President Barack Obama has ordered an investigation into a series of hacking and cyber-attacks, blamed on Russia, that shook the US election season.
The hacks targeted emails at the Democratic Party and a key aide to presidential nominee Hillary Clinton.
In October, US government officials pointed the finger at Russia, accusing it of meddling in the US vote.
According to a secret CIA assessment reported by the Washington Post, Russia intervened to help Donald Trump win.
Mr Trump, who will succeed Mr Obama in the White House next month, has consistently disputed such allegations.
This week he told Time Magazine: “I don’t believe it. I don’t believe they [Russians] interfered.”
He added that he thought the accusation against Russia was politically driven.
Russian officials have denied the hacking accusations.
Quoting an unnamed “senior US official”, the Washington Post said “intelligence agencies” had “identified individuals with connections to the Russian government who provided WikiLeaks with thousands of hacked emails from the Democratic National Committee and others, including Hillary Clinton’s campaign chairman”.
At one point during the campaign, Mr Trump encouraged Russia by name to “find” Mrs Clinton’s emails, although he said after an outcry that he was being sarcastic.
Democrats claimed the hacks were a deliberate attempt to undermine Mrs Clinton’s campaign.

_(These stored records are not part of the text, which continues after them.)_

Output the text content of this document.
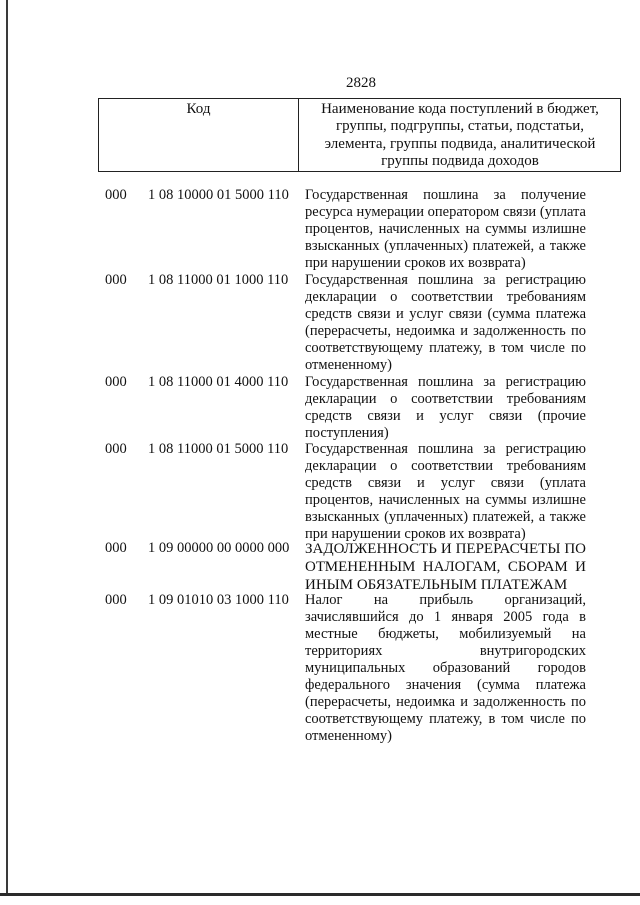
2828
Код	Наименование кода поступлений в бюджет,
группы, подгруппы, статьи, подстатьи,
элемента, группы подвида, аналитической
группы подвида доходов
000 1 08 10000 01 5000 110 Государственная пошлина за получение
ресурса нумерации оператором связи (уплата
процентов, начисленных на суммы излишне
взысканных (уплаченных) платежей, а также
при нарушении сроков их возврата)
000 1 08 11000 01 1000 110 Государственная пошлина за регистрацию
декларации о соответствии требованиям
средств связи и услуг связи (сумма платежа
(перерасчеты, недоимка и задолженность по
соответствующему платежу, в том числе по
отмененному)
000 1 08 11000 01 4000 110 Государственная пошлина за регистрацию
декларации о соответствии требованиям
средств связи и услуг связи (прочие
поступления)
000 1 08 11000 01 5000 110 Государственная пошлина за регистрацию
декларации о соответствии требованиям
средств связи и услуг связи (уплата
процентов, начисленных на суммы излишне
взысканных (уплаченных) платежей, а также
при нарушении сроков их возврата)
000 1 09 00000 00 0000 000 ЗАДОЛЖЕННОСТЬ И ПЕРЕРАСЧЕТЫ ПО
ОТМЕНЕННЫМ НАЛОГАМ, СБОРАМ И
ИНЫМ ОБЯЗАТЕЛЬНЫМ ПЛАТЕЖАМ
000 1 09 01010 03 1000 110 Налог на прибыль организаций,
зачислявшийся до 1 января 2005 года в
местные бюджеты, мобилизуемый на
территориях внутригородских
муниципальных образований городов
федерального значения (сумма платежа
(перерасчеты, недоимка и задолженность по
соответствующему платежу, в том числе по
отмененному)
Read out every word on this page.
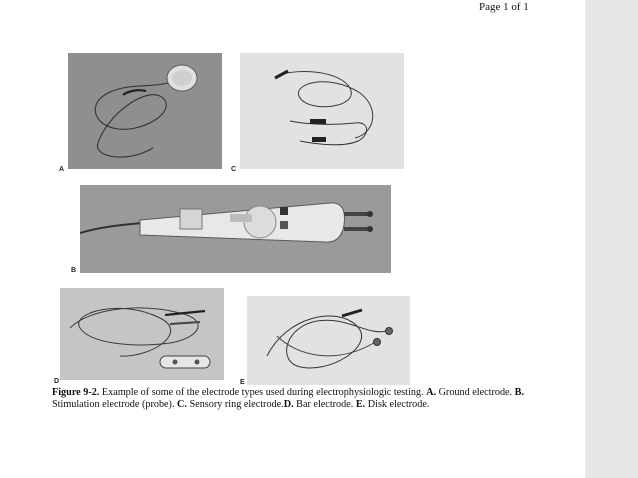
Page 1 of 1
A	C
B
D	E
Figure 9-2. Example of some of the electrode types used during electrophysiologic testing. A. Ground electrode. B. Stimulation electrode (probe). C. Sensory ring electrode.D. Bar electrode. E. Disk electrode.
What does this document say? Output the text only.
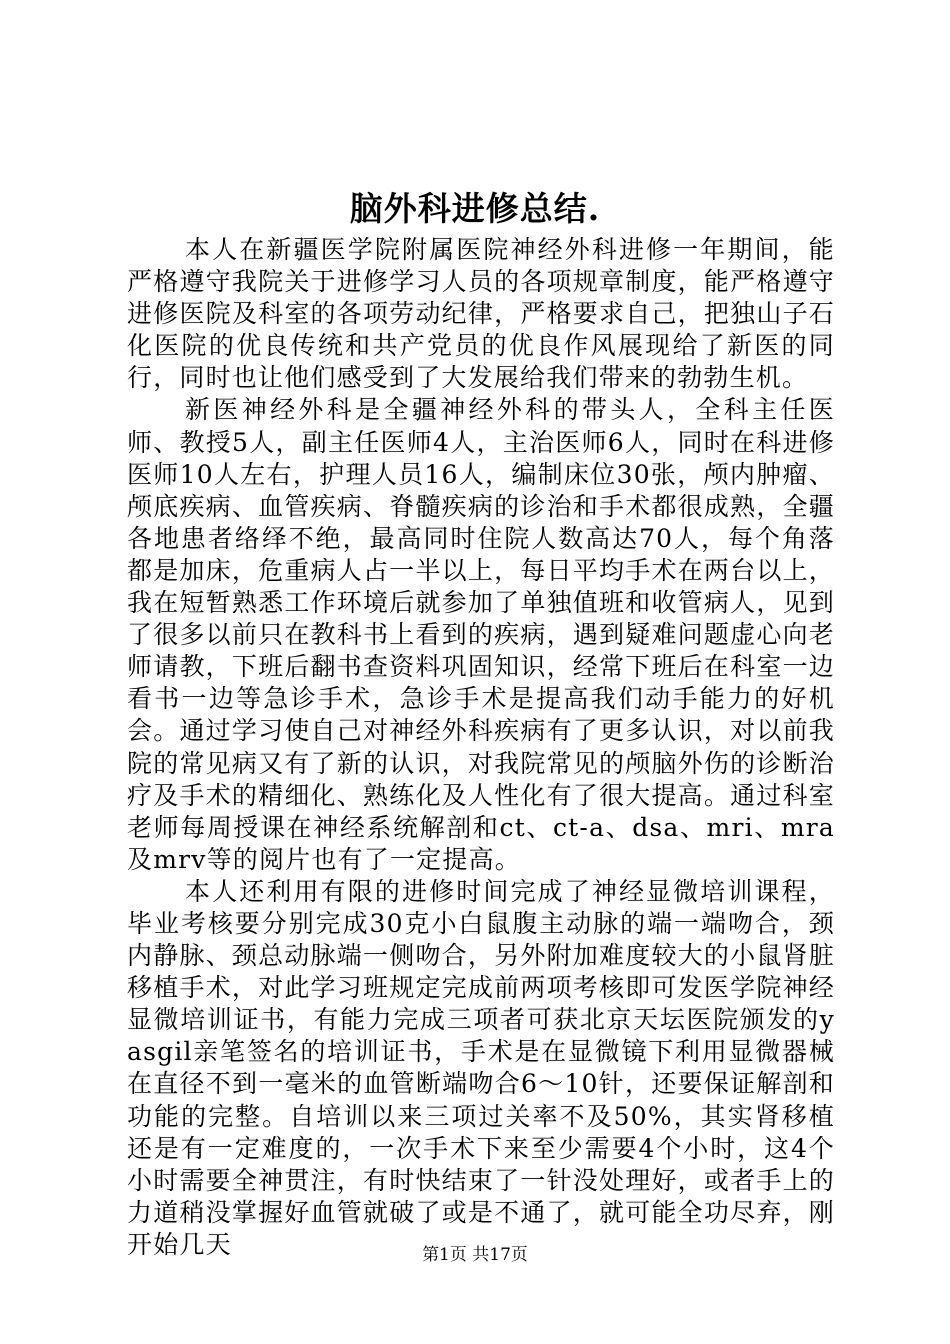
脑外科进修总结.

本人在新疆医学院附属医院神经外科进修一年期间，能严格遵守我院关于进修学习人员的各项规章制度，能严格遵守进修医院及科室的各项劳动纪律，严格要求自己，把独山子石化医院的优良传统和共产党员的优良作风展现给了新医的同行，同时也让他们感受到了大发展给我们带来的勃勃生机。

新医神经外科是全疆神经外科的带头人，全科主任医师、教授5人，副主任医师4人，主治医师6人，同时在科进修医师10人左右，护理人员16人，编制床位30张，颅内肿瘤、颅底疾病、血管疾病、脊髓疾病的诊治和手术都很成熟，全疆各地患者络绎不绝，最高同时住院人数高达70人，每个角落都是加床，危重病人占一半以上，每日平均手术在两台以上，我在短暂熟悉工作环境后就参加了单独值班和收管病人，见到了很多以前只在教科书上看到的疾病，遇到疑难问题虚心向老师请教，下班后翻书查资料巩固知识，经常下班后在科室一边看书一边等急诊手术，急诊手术是提高我们动手能力的好机会。通过学习使自己对神经外科疾病有了更多认识，对以前我院的常见病又有了新的认识，对我院常见的颅脑外伤的诊断治疗及手术的精细化、熟练化及人性化有了很大提高。通过科室老师每周授课在神经系统解剖和ct、ct-a、dsa、mri、mra及mrv等的阅片也有了一定提高。

本人还利用有限的进修时间完成了神经显微培训课程，毕业考核要分别完成30克小白鼠腹主动脉的端一端吻合，颈内静脉、颈总动脉端一侧吻合，另外附加难度较大的小鼠肾脏移植手术，对此学习班规定完成前两项考核即可发医学院神经显微培训证书，有能力完成三项者可获北京天坛医院颁发的yasgil亲笔签名的培训证书，手术是在显微镜下利用显微器械在直径不到一毫米的血管断端吻合6～10针，还要保证解剖和功能的完整。自培训以来三项过关率不及50%，其实肾移植还是有一定难度的，一次手术下来至少需要4个小时，这4个小时需要全神贯注，有时快结束了一针没处理好，或者手上的力道稍没掌握好血管就破了或是不通了，就可能全功尽弃，刚开始几天	第1页 共17页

“The president wanted this done under his watch because he takes it very seriously,” said White House spokesman Eric Schultz.

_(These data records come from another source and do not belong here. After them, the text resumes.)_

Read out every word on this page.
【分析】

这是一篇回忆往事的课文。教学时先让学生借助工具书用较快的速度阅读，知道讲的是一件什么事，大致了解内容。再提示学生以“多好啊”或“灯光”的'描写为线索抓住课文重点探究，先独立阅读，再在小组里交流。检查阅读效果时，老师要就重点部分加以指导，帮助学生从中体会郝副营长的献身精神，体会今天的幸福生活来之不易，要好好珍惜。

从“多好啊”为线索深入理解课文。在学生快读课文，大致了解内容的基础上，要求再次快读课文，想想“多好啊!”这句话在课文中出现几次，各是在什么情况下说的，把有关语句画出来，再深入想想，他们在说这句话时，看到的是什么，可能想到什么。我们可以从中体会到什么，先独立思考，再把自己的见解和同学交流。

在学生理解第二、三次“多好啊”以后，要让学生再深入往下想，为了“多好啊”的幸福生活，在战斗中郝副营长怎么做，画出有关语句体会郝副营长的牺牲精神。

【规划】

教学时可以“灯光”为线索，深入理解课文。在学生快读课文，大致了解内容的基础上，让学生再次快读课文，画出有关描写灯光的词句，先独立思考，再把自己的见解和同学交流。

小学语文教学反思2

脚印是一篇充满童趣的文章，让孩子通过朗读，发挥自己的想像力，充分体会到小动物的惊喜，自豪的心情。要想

“We are committed to ensuring the integrity of our elections.”
He described the review as a “deep dive” into “malicious” cyber-activity.
It will look at the methods, targets and the US government’s response, he said, and it will be completed before Mr Obama leaves office and hands over to Mr Trump in January.
“Given President-elect Trump’s disturbing refusal to listen to our intelligence community and accept that the hacking was orchestrated by the Kremlin, there is an added urgency to the need for a thorough review before President Obama leaves office next month,” Democratic Congressman Adam Schiff said in a statement.
It is unclear if the contents of the review will be made public.